— Мини-красотка проголодалась, — сказал он, не сводя глаз с Броны, покачивая Джорджи из стороны в сторону.
Моя сестра со вздохом протянула руки.
— Она всегда голодна.
— В этом нет ничего плохого, — сказал Доминик, пересекая комнату и опуская Джорджи на руки матери.
Моя племянница, которая все еще суетилась, успокоилась, когда Брона расстегнула небольшую молнию на футболке под левой грудью, обнажив сосок для дочери. Джорджи мгновенно присосалась и начала есть, продолжая суетиться.
Мне нравилась одежда для кормления грудью, которую Доминик подарил Броне. Она любила кормить грудью, но чувствовала себя некомфортно, делая это на публике. Раньше она уходила куда-нибудь в уединенное место, чтобы покормить дочь, но теперь могла накормить ее где угодно. Вещи были стильными, модными и выглядели совершенно нормально, но под каждой грудью была небольшая молния, которую можно расстегнуть, чтобы обнажить сосок. Ребенка можно покормить, а мама ничего не обнажает. Это великолепно, и я еще больше полюбила Доминика за то, что он нашел информацию в интернете, когда Брона высказалась, насколько некомфортно себя чувствует, когда кормит на публике.

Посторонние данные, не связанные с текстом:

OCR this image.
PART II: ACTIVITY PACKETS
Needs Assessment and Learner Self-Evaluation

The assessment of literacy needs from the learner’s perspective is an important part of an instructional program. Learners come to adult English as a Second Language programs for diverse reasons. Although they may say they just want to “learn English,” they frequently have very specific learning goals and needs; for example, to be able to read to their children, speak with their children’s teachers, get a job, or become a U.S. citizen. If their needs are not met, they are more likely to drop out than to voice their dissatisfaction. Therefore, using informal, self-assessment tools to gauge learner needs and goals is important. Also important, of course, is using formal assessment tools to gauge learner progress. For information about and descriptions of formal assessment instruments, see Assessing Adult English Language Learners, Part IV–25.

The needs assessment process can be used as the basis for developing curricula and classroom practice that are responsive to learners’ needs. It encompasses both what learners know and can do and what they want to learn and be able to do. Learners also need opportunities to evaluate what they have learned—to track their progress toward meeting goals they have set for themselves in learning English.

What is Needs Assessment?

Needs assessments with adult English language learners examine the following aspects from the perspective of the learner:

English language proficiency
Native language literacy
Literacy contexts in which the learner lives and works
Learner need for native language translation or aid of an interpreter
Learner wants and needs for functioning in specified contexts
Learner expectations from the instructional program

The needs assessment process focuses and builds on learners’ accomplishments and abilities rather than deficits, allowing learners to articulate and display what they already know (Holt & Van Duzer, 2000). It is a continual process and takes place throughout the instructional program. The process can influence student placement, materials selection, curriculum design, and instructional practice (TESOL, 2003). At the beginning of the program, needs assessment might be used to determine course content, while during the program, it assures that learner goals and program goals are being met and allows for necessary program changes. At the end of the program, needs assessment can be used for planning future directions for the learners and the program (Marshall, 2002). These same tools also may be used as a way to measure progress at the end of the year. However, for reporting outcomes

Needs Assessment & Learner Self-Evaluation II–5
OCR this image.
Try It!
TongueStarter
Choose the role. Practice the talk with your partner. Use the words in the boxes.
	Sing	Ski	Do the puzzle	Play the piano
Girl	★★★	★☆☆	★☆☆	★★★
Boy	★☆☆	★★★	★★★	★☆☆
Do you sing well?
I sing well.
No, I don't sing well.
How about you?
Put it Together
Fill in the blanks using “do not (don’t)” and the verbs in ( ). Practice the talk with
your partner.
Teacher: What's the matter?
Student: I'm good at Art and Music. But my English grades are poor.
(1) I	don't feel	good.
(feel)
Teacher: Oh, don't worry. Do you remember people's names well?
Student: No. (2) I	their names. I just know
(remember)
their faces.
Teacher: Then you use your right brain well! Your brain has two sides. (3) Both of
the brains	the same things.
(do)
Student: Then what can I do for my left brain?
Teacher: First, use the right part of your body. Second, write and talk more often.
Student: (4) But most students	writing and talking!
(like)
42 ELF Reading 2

Джорджи ненавидит находиться под пеленкой, а Брона ненавидит, что не может ей воспользоваться, но теперь все решилось.
Мне не терпелось приобрести что-нибудь из этой одежды для своего собственного гардероба.
— Ай! — внезапно зашипела Брона, привлекая наше с Домиником внимание.
Я поморщилась.
— Она тебя укусила?
Брона кивнула, поправляя свой сосок во рту Джорджи.
— Один крошечный зубик прорезался на верхней десне, и он царапает меня почти при каждом кормлении.
— Она научится не кусаться, когда ее зубы полностью прорежутся. Сейчас, скорее всего, ее тоже раздражает это.
Брона кивнула, переводя взгляд с Джорджи на меня.
— Прошлой ночью она не давала нам спать, проплакав несколько часов. У нее покраснели щеки, и она грызла все подряд. Я положила несколько колец для прорезывания зубов в морозилку, и когда дала ей одно из них вместе с гелем для зубов, чтобы обезболить десны, это расслабило ее. Прохлада и то, что можно пожевать, успокоили ее, и в конце концов она уснула.
Я нахмурилась.
— Прорезывание зубов — отстой.
— Ненавижу, что ей больно, и мы ничего не можем с этим поделать, — сказал Доминик и наклонился, чтобы поцеловать Джорджи в макушку.
Брона улыбнулась ему, потом мне и сказала:
— Ты бы видела его. Он прыгал вокруг нее и каждый раз притворялся, что пугается, когда она визжала, заставляя ее смеяться. Он даже пел, пытаясь отвлечь ее от боли. Это было так мило.
Я громко ахнула, а Доминик сердито посмотрел на меня, потом на Брону.
— Меня разрывает от мужественности, — произнес он, выпячивая грудь. — Не называй меня милым.
— Но ты мой милашка, милый-милый пирожок, — пропела моя сестра.
Я рассмеялась, в то время как Доминик зарычал.
Я посмотрела на свою племянницу, когда она внезапно начала плакать.
— Джорджи, детка, пожалуйста, не делай этого снова. — Вздохнула Брона.
Я нахмурилась.
— В чем дело?
— Последние две недели она то присасывается, то уклоняется от груди и издает звуки, как будто тяжело дышит. В последнее время мне приходится уговаривать ее покушать, но она как будто борется со мной из-за этого. Я не могу вспомнить, когда в последний раз она просто напивалась досыта и не суетилась.
О-о.
— Это меня бесит, — продолжила Брона. — Она пропускает больше одного кормления почти каждый день. Она недолго сосет грудь, и это нарушает прибытие молока. Вчера вечером мне пришлось сцеживаться дольше, но в итоге получилось не много.
Я прикусила губу, и моя сестра заметила это.
— Что? — спросила она.
Я покачала головой в ответ.
— Бранна, — настаивала она.
— Я могу ошибаться, — нерешительно ответила я. — Может она чем-то заболела, или это может быть прорезывание зубов, но, похоже, что это... самоотлучение.
— Нет. — Моя сестра рассмеялась. — Ей всего четыре месяца.
Я наклонила голову.
— И что?
— То, что дети не отлучаются от груди самостоятельно, пока не станут намного старше.